Often times, when someone learns about the intensity that is camp, a myriad of questions arise. These range from, "Tell me more," to, "Why did you decide to work there?" Sometimes, people say things like, "That must be a really tough job," or "You are such an angel for those kids; you make a huge difference in those kids' lives; bless your heart for being so good to those children." I realize that most of the time, people are genuninely interested and really want to express their support for what we do whenever they say these things. However, I always feel a little tug at my innards whenever the comments make me feel as though the person has pitty on me, or even on the campers, for the situations in which we are faced. Sometimes, it's as if that person has placed me (and the counselors in general) on this pedastol for the job that we do, because it's something that many people don't understand or could not picture themselves doing. It is implied that the children are so lucky to have us in their lives, or to have people who are willing to care for them and provide a "normal" camp experience.
If anyone were to ask the campers or their parents about their camp experience, it is likely that many of them would say the counselors make a world of difference in their week at camp. However, my fellow counselors and I have had many discussions about how we are so grateful that parents are willing to trust us with the care of their children for a whole week; that is no easy task for them.

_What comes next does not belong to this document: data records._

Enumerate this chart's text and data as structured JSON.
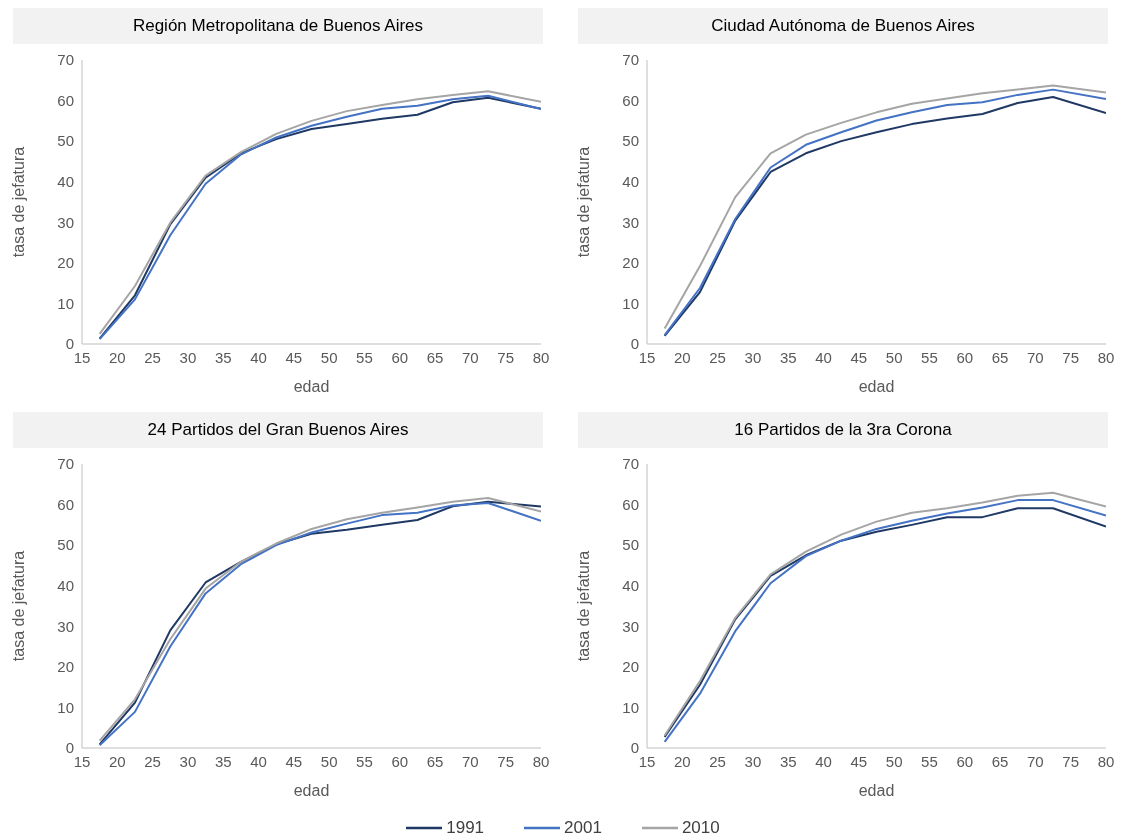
{
  "chart_data": [
    {
      "type": "line",
      "title": "Región Metropolitana de Buenos Aires",
      "xlabel": "edad",
      "ylabel": "tasa de jefatura",
      "x": [
        17.5,
        22.5,
        27.5,
        32.5,
        37.5,
        42.5,
        47.5,
        52.5,
        57.5,
        62.5,
        67.5,
        72.5,
        80
      ],
      "xlim": [
        15,
        80
      ],
      "xticks": [
        15,
        20,
        25,
        30,
        35,
        40,
        45,
        50,
        55,
        60,
        65,
        70,
        75,
        80
      ],
      "ylim": [
        0,
        70
      ],
      "yticks": [
        0,
        10,
        20,
        30,
        40,
        50,
        60,
        70
      ],
      "grid": false,
      "legend": "bottom",
      "series": [
        {
          "name": "1991",
          "color": "#1f3864",
          "values": [
            1.3,
            12,
            29.5,
            41,
            47,
            50.5,
            53,
            54.2,
            55.5,
            56.5,
            59.6,
            60.7,
            58
          ]
        },
        {
          "name": "2001",
          "color": "#4472c4",
          "values": [
            1.2,
            11,
            26.8,
            39.5,
            46.7,
            50.9,
            53.8,
            56,
            58,
            58.7,
            60.3,
            61.2,
            57.9
          ]
        },
        {
          "name": "2010",
          "color": "#a5a5a5",
          "values": [
            2.5,
            14.3,
            29.9,
            41.5,
            47.3,
            51.8,
            55,
            57.4,
            58.9,
            60.3,
            61.4,
            62.3,
            59.7
          ]
        }
      ]
    },
    {
      "type": "line",
      "title": "Ciudad Autónoma de Buenos Aires",
      "xlabel": "edad",
      "ylabel": "tasa de jefatura",
      "x": [
        17.5,
        22.5,
        27.5,
        32.5,
        37.5,
        42.5,
        47.5,
        52.5,
        57.5,
        62.5,
        67.5,
        72.5,
        80
      ],
      "xlim": [
        15,
        80
      ],
      "xticks": [
        15,
        20,
        25,
        30,
        35,
        40,
        45,
        50,
        55,
        60,
        65,
        70,
        75,
        80
      ],
      "ylim": [
        0,
        70
      ],
      "yticks": [
        0,
        10,
        20,
        30,
        40,
        50,
        60,
        70
      ],
      "grid": false,
      "legend": "bottom",
      "series": [
        {
          "name": "1991",
          "color": "#1f3864",
          "values": [
            2,
            12.8,
            30.4,
            42.4,
            47,
            50,
            52.2,
            54.2,
            55.6,
            56.7,
            59.4,
            60.9,
            56.9
          ]
        },
        {
          "name": "2001",
          "color": "#4472c4",
          "values": [
            2.2,
            13.8,
            30.8,
            43.5,
            49.1,
            52.2,
            55.1,
            57.1,
            58.9,
            59.6,
            61.4,
            62.7,
            60.4
          ]
        },
        {
          "name": "2010",
          "color": "#a5a5a5",
          "values": [
            3.8,
            19.2,
            36.2,
            47,
            51.6,
            54.5,
            57.1,
            59.2,
            60.5,
            61.8,
            62.7,
            63.7,
            62
          ]
        }
      ]
    },
    {
      "type": "line",
      "title": "24 Partidos del Gran Buenos Aires",
      "xlabel": "edad",
      "ylabel": "tasa de jefatura",
      "x": [
        17.5,
        22.5,
        27.5,
        32.5,
        37.5,
        42.5,
        47.5,
        52.5,
        57.5,
        62.5,
        67.5,
        72.5,
        80
      ],
      "xlim": [
        15,
        80
      ],
      "xticks": [
        15,
        20,
        25,
        30,
        35,
        40,
        45,
        50,
        55,
        60,
        65,
        70,
        75,
        80
      ],
      "ylim": [
        0,
        70
      ],
      "yticks": [
        0,
        10,
        20,
        30,
        40,
        50,
        60,
        70
      ],
      "grid": false,
      "legend": "bottom",
      "series": [
        {
          "name": "1991",
          "color": "#1f3864",
          "values": [
            0.9,
            11.2,
            29,
            40.8,
            45.9,
            50.2,
            52.8,
            53.8,
            55,
            56.2,
            59.6,
            60.7,
            59.5
          ]
        },
        {
          "name": "2001",
          "color": "#4472c4",
          "values": [
            0.7,
            8.9,
            25,
            38.1,
            45.3,
            50,
            53.1,
            55.3,
            57.4,
            58,
            59.8,
            60.4,
            56
          ]
        },
        {
          "name": "2010",
          "color": "#a5a5a5",
          "values": [
            1.8,
            12,
            26.8,
            39.3,
            45.9,
            50.4,
            54,
            56.4,
            58,
            59.3,
            60.7,
            61.6,
            58.3
          ]
        }
      ]
    },
    {
      "type": "line",
      "title": "16 Partidos de la 3ra Corona",
      "xlabel": "edad",
      "ylabel": "tasa de jefatura",
      "x": [
        17.5,
        22.5,
        27.5,
        32.5,
        37.5,
        42.5,
        47.5,
        52.5,
        57.5,
        62.5,
        67.5,
        72.5,
        80
      ],
      "xlim": [
        15,
        80
      ],
      "xticks": [
        15,
        20,
        25,
        30,
        35,
        40,
        45,
        50,
        55,
        60,
        65,
        70,
        75,
        80
      ],
      "ylim": [
        0,
        70
      ],
      "yticks": [
        0,
        10,
        20,
        30,
        40,
        50,
        60,
        70
      ],
      "grid": false,
      "legend": "bottom",
      "series": [
        {
          "name": "1991",
          "color": "#1f3864",
          "values": [
            2.7,
            15.6,
            31.7,
            42.4,
            47.5,
            51.1,
            53.3,
            55,
            56.9,
            56.9,
            59.1,
            59.1,
            54.6
          ]
        },
        {
          "name": "2001",
          "color": "#4472c4",
          "values": [
            1.5,
            13.4,
            28.8,
            40.6,
            47.3,
            51.1,
            54,
            56,
            57.8,
            59.3,
            61.1,
            61.1,
            57.3
          ]
        },
        {
          "name": "2010",
          "color": "#a5a5a5",
          "values": [
            3.1,
            16.5,
            32.1,
            42.8,
            48.4,
            52.6,
            55.8,
            58,
            59.1,
            60.5,
            62.2,
            62.9,
            59.5
          ]
        }
      ]
    }
  ]
}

We feel blessed to have the opportunity to work with some of the best kids on the face of this planet. We are the lucky ones. Every week, we develop such love and attachment to these kids that they may as well be our own--we think of them as OUR kids--and treat them as such. The life of a counselor is changed for all of eternity after just one summer at such a special place. We counselors beg and pine and dream for 9 months, looking forward to the following summer of reuniting with our kids, and the camp family that has woven itself so deeply into our hearts.
So while I understand that when people make comments about how lucky campers are, they are truly just trying to show support for what we do, I wish they were able to understand that I am the one who is lucky here. I'm the one who benefits from having the privlege to work with such wonderful kids. I'm on the receiving end of the deal, no matter what people want to think.
In the grand scheme of things, I guess, it really is a full-circle sort of thing; everyone wins--the campers, their parents, aaand the camp staff. And people wonder what brings us back, year after year. Speaking of which, if anyone wants to develop a time machine that would set the calendar to be summertime all year round, please let me know. What I wouldn't give to live in the camp bubble forever...
Anyway, I apologize for such a long post. Please don't take it as though I wrote this rant in a bad mood or with negative feelings; I know some of it probably comes off that way. What I really mean with all of this is that there were some thoughts weighing on my mind that I really needed to get out. None of what I wrote is a personal attack against anyone in particular, so if you happen to fit the bill for anything mentioned in my rants, please don't think it's my passive-aggressiveness trying to call you out. Blogs are for expression, and I did just that.
With that all being said, I plan to refrain from making this an "all things camp" blog for a while. Maybe I'll ressurect the subject again in a few months, when I'm feeling particularly sad about missing camp. For now though, start to expect some more current topics, such as this fresh new year of grad school and all things North Carolinian. It's already shaping up to be an interesting one, so I hope everyone stays tuned!
And I guess your final installment of summer reading fell perfectly on Labor Day weekend. Congratulations, it's officially time to celebrate the Fall season! Yay!
PS: Reflecting on my rants (while trying to think of a title for this entry), I am reminded of song by Jessica Andrews, "They are the Roses." Check it out; you'll see why.